Forced evictions and illegal housing demolitions have become the norm for people in the overcrowded Angolan capital. The Angolan government says it is waging "a sustained war against chaotic urbanisation", but this appears to have become a war against poor people.

The most extreme examples are in Luanda, a city bursting at the seams. Around half a million people lived in Angola's capital in 1975, when the Portuguese moved out. Now, with many forced into the city to escape the country's 27-year civil war, 5 million jostle for space, of whom three-quarters live in informal settlements with little or no documentation or land tenure.

Angola has experienced fast economic growth, due to a booming oil and diamond trade. But the war left a ravaged infrastructure and weakened political and social institutions. Luanda is now one of the world's most expensive cities, yet an estimated two-thirds of the people living there exist on less than $2 a day. Since 2002, forced evictions and the demolition of poor areas to make way for shopping centres and gated condominiums for Angola's elite have been recurrent themes. Postwar infrastructure and development are undoubtedly necessary in this chaotic and crowded place, but at what cost?
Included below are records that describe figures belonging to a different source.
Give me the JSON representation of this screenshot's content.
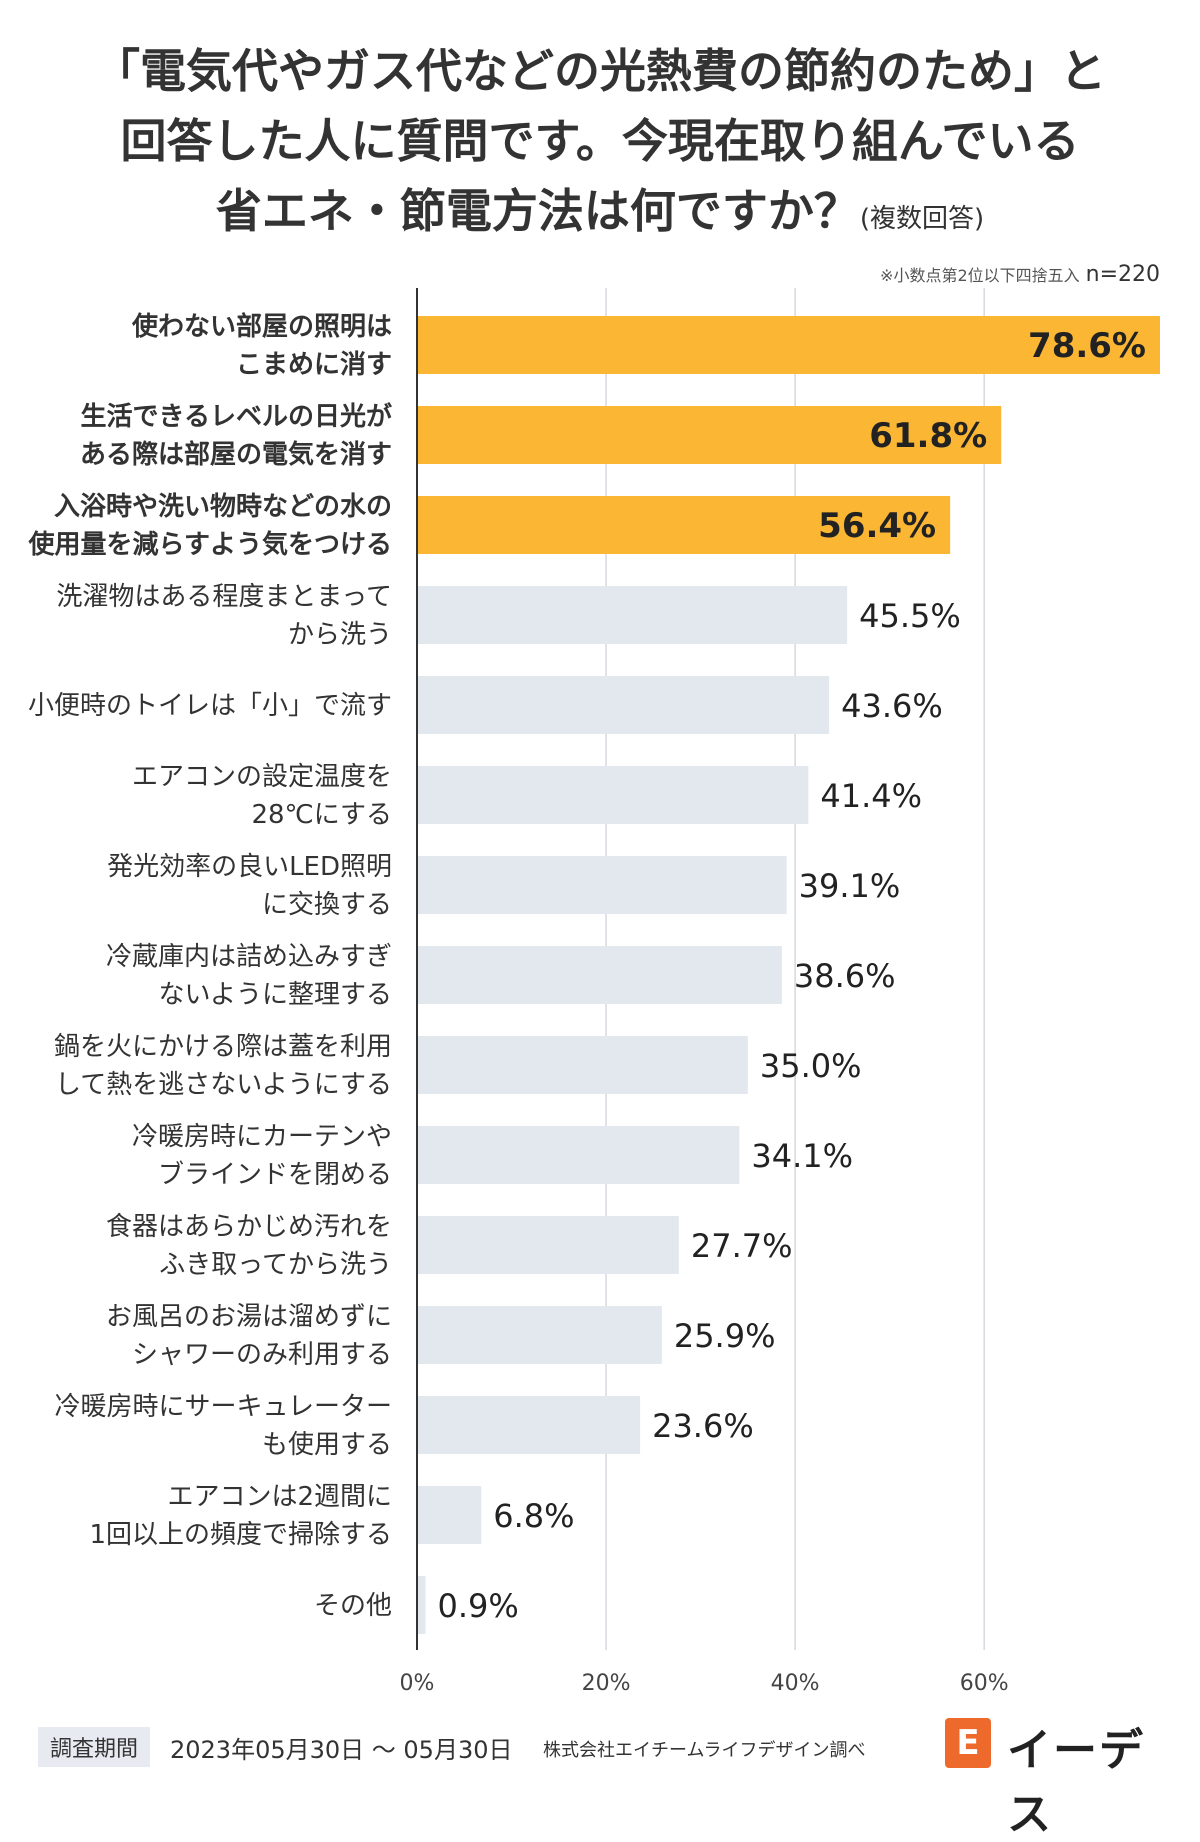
{
  "title": {
    "line1": "「電気代やガス代などの光熱費の節約のため」と",
    "line2": "回答した人に質問です。今現在取り組んでいる",
    "line3": "省エネ・節電方法は何ですか？",
    "suffix": "(複数回答)"
  },
  "note": {
    "rounding": "※小数点第2位以下四捨五入",
    "n": "n=220"
  },
  "chart_data": {
    "type": "bar",
    "orientation": "horizontal",
    "categories": [
      [
        "使わない部屋の照明は",
        "こまめに消す"
      ],
      [
        "生活できるレベルの日光が",
        "ある際は部屋の電気を消す"
      ],
      [
        "入浴時や洗い物時などの水の",
        "使用量を減らすよう気をつける"
      ],
      [
        "洗濯物はある程度まとまって",
        "から洗う"
      ],
      [
        "小便時のトイレは「小」で流す"
      ],
      [
        "エアコンの設定温度を",
        "28℃にする"
      ],
      [
        "発光効率の良いLED照明",
        "に交換する"
      ],
      [
        "冷蔵庫内は詰め込みすぎ",
        "ないように整理する"
      ],
      [
        "鍋を火にかける際は蓋を利用",
        "して熱を逃さないようにする"
      ],
      [
        "冷暖房時にカーテンや",
        "ブラインドを閉める"
      ],
      [
        "食器はあらかじめ汚れを",
        "ふき取ってから洗う"
      ],
      [
        "お風呂のお湯は溜めずに",
        "シャワーのみ利用する"
      ],
      [
        "冷暖房時にサーキュレーター",
        "も使用する"
      ],
      [
        "エアコンは2週間に",
        "1回以上の頻度で掃除する"
      ],
      [
        "その他"
      ]
    ],
    "values": [
      78.6,
      61.8,
      56.4,
      45.5,
      43.6,
      41.4,
      39.1,
      38.6,
      35.0,
      34.1,
      27.7,
      25.9,
      23.6,
      6.8,
      0.9
    ],
    "value_labels": [
      "78.6%",
      "61.8%",
      "56.4%",
      "45.5%",
      "43.6%",
      "41.4%",
      "39.1%",
      "38.6%",
      "35.0%",
      "34.1%",
      "27.7%",
      "25.9%",
      "23.6%",
      "6.8%",
      "0.9%"
    ],
    "highlight_top": 3,
    "xlim": [
      0,
      78.6
    ],
    "ticks": [
      0,
      20,
      40,
      60
    ],
    "tick_labels": [
      "0%",
      "20%",
      "40%",
      "60%"
    ],
    "colors": {
      "highlight": "#fbb733",
      "normal": "#e3e8ef",
      "grid": "#d5d9de",
      "axis": "#333333"
    }
  },
  "footer": {
    "label": "調査期間",
    "period": "2023年05月30日 〜 05月30日",
    "company": "株式会社エイチームライフデザイン調べ"
  },
  "logo": {
    "mark": "E",
    "text": "イーデス"
  }
}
Sitting outside her tin shack in what is left of Cambamba II neighbourhood, where she has lived for 47 years, a Luandan grandmother says she and the other inhabitants had cultivated land over the years to grow their own food, but police and government bulldozers have destroyed her home five times, together with all her possessions. "We lost the bed, the pans, our stove – the people who pushed down the houses took them. They came with dogs and guns and they flattened everything."
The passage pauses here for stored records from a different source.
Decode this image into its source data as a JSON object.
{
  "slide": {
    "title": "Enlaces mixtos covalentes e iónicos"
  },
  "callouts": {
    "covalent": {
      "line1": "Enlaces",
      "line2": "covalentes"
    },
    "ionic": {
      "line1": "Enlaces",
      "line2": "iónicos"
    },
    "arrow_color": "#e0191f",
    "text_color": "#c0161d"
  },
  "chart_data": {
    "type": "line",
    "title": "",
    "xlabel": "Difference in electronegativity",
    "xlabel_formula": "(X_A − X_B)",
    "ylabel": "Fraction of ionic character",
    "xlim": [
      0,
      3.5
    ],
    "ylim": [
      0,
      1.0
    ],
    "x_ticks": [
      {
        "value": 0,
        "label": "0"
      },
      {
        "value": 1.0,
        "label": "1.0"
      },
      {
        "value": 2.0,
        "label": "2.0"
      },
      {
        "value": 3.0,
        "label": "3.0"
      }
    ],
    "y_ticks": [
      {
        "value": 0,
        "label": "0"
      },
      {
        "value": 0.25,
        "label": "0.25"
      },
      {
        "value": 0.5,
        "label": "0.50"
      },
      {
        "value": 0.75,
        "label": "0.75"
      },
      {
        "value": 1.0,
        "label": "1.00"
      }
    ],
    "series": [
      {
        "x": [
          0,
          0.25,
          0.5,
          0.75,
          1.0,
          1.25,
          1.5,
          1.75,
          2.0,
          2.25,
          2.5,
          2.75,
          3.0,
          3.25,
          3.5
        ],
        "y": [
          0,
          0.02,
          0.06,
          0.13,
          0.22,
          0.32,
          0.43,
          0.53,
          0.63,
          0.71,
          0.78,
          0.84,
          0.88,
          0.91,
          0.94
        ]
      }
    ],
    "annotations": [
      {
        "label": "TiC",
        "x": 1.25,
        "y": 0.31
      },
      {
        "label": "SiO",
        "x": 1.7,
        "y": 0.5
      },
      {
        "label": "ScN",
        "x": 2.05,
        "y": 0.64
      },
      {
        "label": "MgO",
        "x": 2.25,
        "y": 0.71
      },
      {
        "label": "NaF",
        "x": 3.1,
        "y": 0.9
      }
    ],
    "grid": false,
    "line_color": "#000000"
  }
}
Across the road the new houses, now renamed "Nova Vida" (New Life), are like a dystopian 1950s suburbia – matching pastel colours and manicured front lawns surrounded by the shacks of the dispossessed.

In the Banga We neighbourhood next door, a 36-year-old man who had put all his savings into building a home for his wife and baby son saw it reduced to rubble, without warning, with no compensation and no alternative. "They came without bringing documents," he says. "They would come early in the morning, around 5am or 6am, and would start tearing down the buildings. There was no way of defending our homes because they were armed." He has rebuilt his house more than 10 times.
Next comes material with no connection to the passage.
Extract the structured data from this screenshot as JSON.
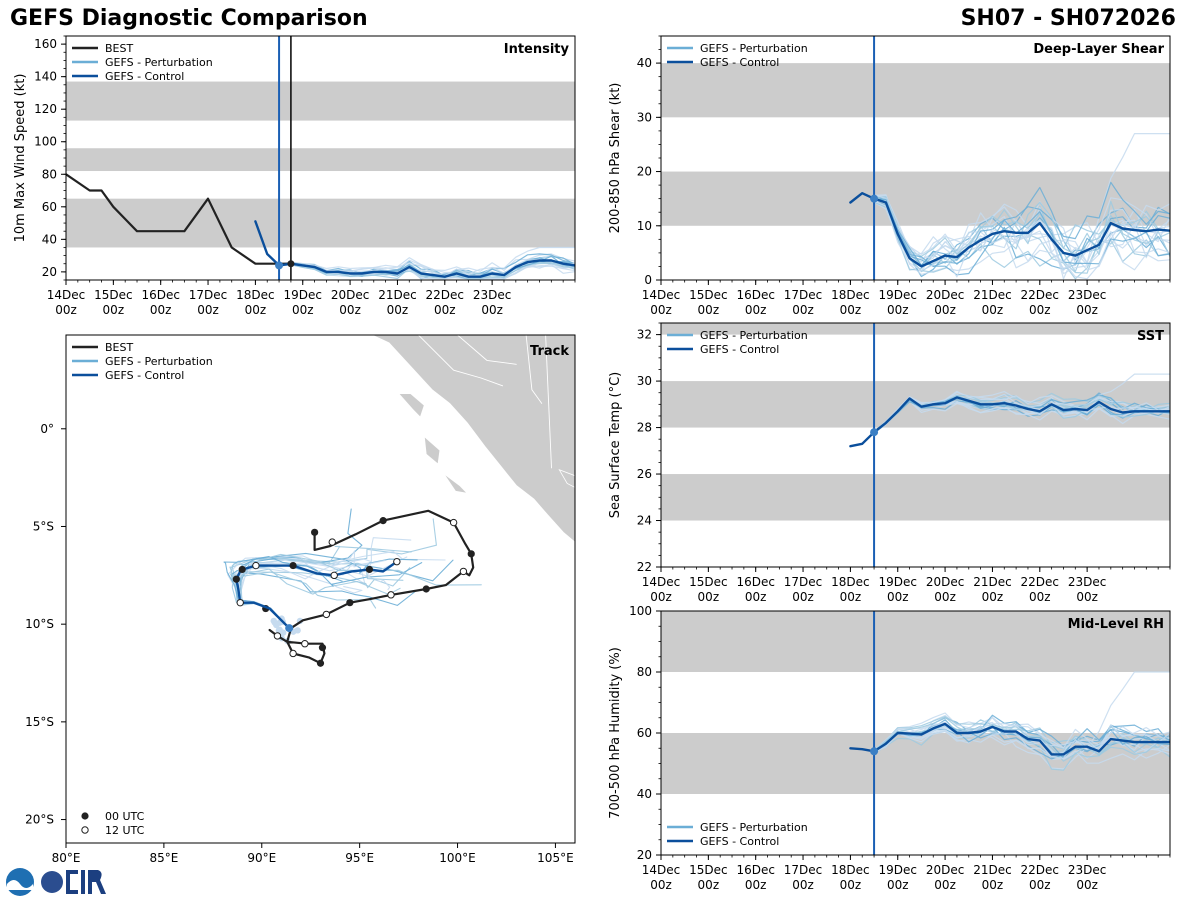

Between 2002 and 2006, Christian Aid partner SOS Habitat and Human Rights Watch documented (pdf) more than 18 mass evictions on the outskirts of Luanda alone. More than 3,000 homes were destroyed, leaving 20,000 people homeless. In 2009, the homes of an estimated 15,000 people in the capital were destroyed. In the runup to last year's presidential election, the evictions stopped. But they have since started again; in February, 5,000 residents were forcibly evicted in Maiombe, on the outskirts of Luanda.

When Navi Pillay, UN high commissioner for human rights, visited Angola for the first time last month, she highlighted this worrying lack of land tenure or land rights.

But she also pointed towards a possible solution: a vibrant civil society. However, it's not easy being a human rights defender in Angola. Members of several of Christian Aid's partner organisations have been threatened and jailed. They put their lives at risk each day in their efforts to protect the most vulnerable people, yet they achieve great things.

SOS Habitat works with the residents of Banga We and Cambamba I and II, helping them to engage with the authorities. As a result of eight years of campaigning, the government has finally built the community new homes in Zango. In the neighbourhood of Wenji Maka, SOS Habitat has also helped the community to successfully lobby the authorities for a school, a clinic and water pumps.

SOS Habitat works with other associations to lobby at national and international levels, and members met Pillay to tell her about their work. They had previously delivered a letter to the Angolan parliament, highlighting the role of provincial authorities in exacerbating housing and other social problems through repeated demolitions and evictions, which damage the fabric of society, and promote insecurity and violence.

They demanded that the government fully adhere to the constitution and national and international laws, including halting the illegal housing demolitions. They are seeking a guarantee of judicial intervention for acts of demolition carried out without adequate rehousing and compensation. SOS Habitat is appealing to the government to initiate proper participatory urban planning processes to build a better future for all Angolan citizens. It is through the work of organisations like SOS Habitat that change will come.